New players in the energy market
One of the key solutions, I think, is to fill the marketplace up. The ‘big six’ all tend to raise their prices at roughly the same time. Many people are deserting the larger companies for smaller suppliers as they find they get a better service, even if they do have to pay a little bit more.
There was a lot of love given to Ovo and Ecotricity in reply to my Scottish Power Conversation.

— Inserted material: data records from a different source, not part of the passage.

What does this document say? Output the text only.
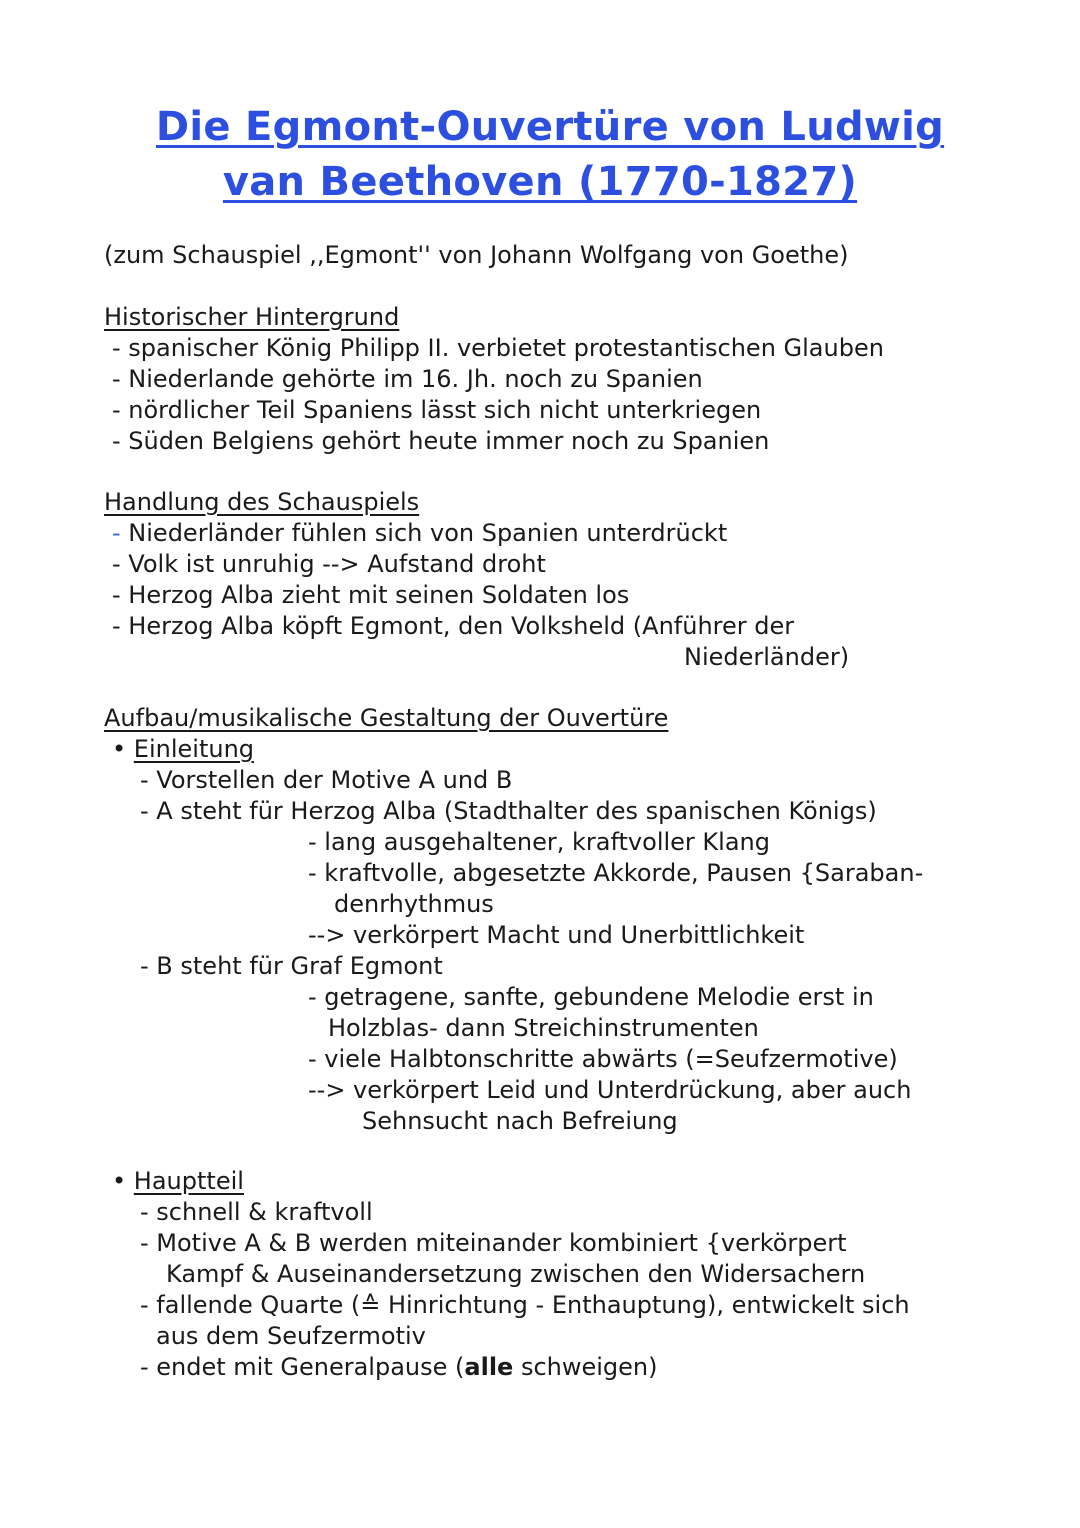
Die Egmont-Ouvertüre von Ludwig
van Beethoven (1770-1827)
(zum Schauspiel ,,Egmont'' von Johann Wolfgang von Goethe)
Historischer Hintergrund
- spanischer König Philipp II. verbietet protestantischen Glauben
- Niederlande gehörte im 16. Jh. noch zu Spanien
- nördlicher Teil Spaniens lässt sich nicht unterkriegen
- Süden Belgiens gehört heute immer noch zu Spanien
Handlung des Schauspiels
- Niederländer fühlen sich von Spanien unterdrückt
- Volk ist unruhig --> Aufstand droht
- Herzog Alba zieht mit seinen Soldaten los
- Herzog Alba köpft Egmont, den Volksheld (Anführer der
Niederländer)
Aufbau/musikalische Gestaltung der Ouvertüre
• Einleitung
- Vorstellen der Motive A und B
- A steht für Herzog Alba (Stadthalter des spanischen Königs)
- lang ausgehaltener, kraftvoller Klang
- kraftvolle, abgesetzte Akkorde, Pausen {Saraban-
denrhythmus
--> verkörpert Macht und Unerbittlichkeit
- B steht für Graf Egmont
- getragene, sanfte, gebundene Melodie erst in
Holzblas- dann Streichinstrumenten
- viele Halbtonschritte abwärts (=Seufzermotive)
--> verkörpert Leid und Unterdrückung, aber auch
Sehnsucht nach Befreiung
• Hauptteil
- schnell & kraftvoll
- Motive A & B werden miteinander kombiniert {verkörpert
Kampf & Auseinandersetzung zwischen den Widersachern
- fallende Quarte (≙ Hinrichtung - Enthauptung), entwickelt sich
aus dem Seufzermotiv
- endet mit Generalpause (alle schweigen)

GoodHonestAdvice, who was switching to Ovo, said:
‘They will be slightly more expensive than if I were to stay with Scottish Power, but I am disgusted with the fact that Scottish Power has doubled its standing charge, which will hit low income and low usage customers most.’
And Organicrad11 praised Ecotricity:
‘As a customer of Ecotricity I know that I will not be ripped off, will not want to change supplier, will have my phone calls answered straight away by someone in the Stroud office (no call centres abroad), and above all, can use electricity in the knowledge that most of it is definitely from a low-carbon source.’
So do you think that these smaller companies could give us a brighter future? I personally like the idea of an energy market that’s much more competitive, where some companies might say “actually, I’m going to buck the trend and keep my prices stable now.”
They might make smaller profits in the short term, but I for one would be happy to be a long-term customer if my energy company was willing to stand out from the crowd.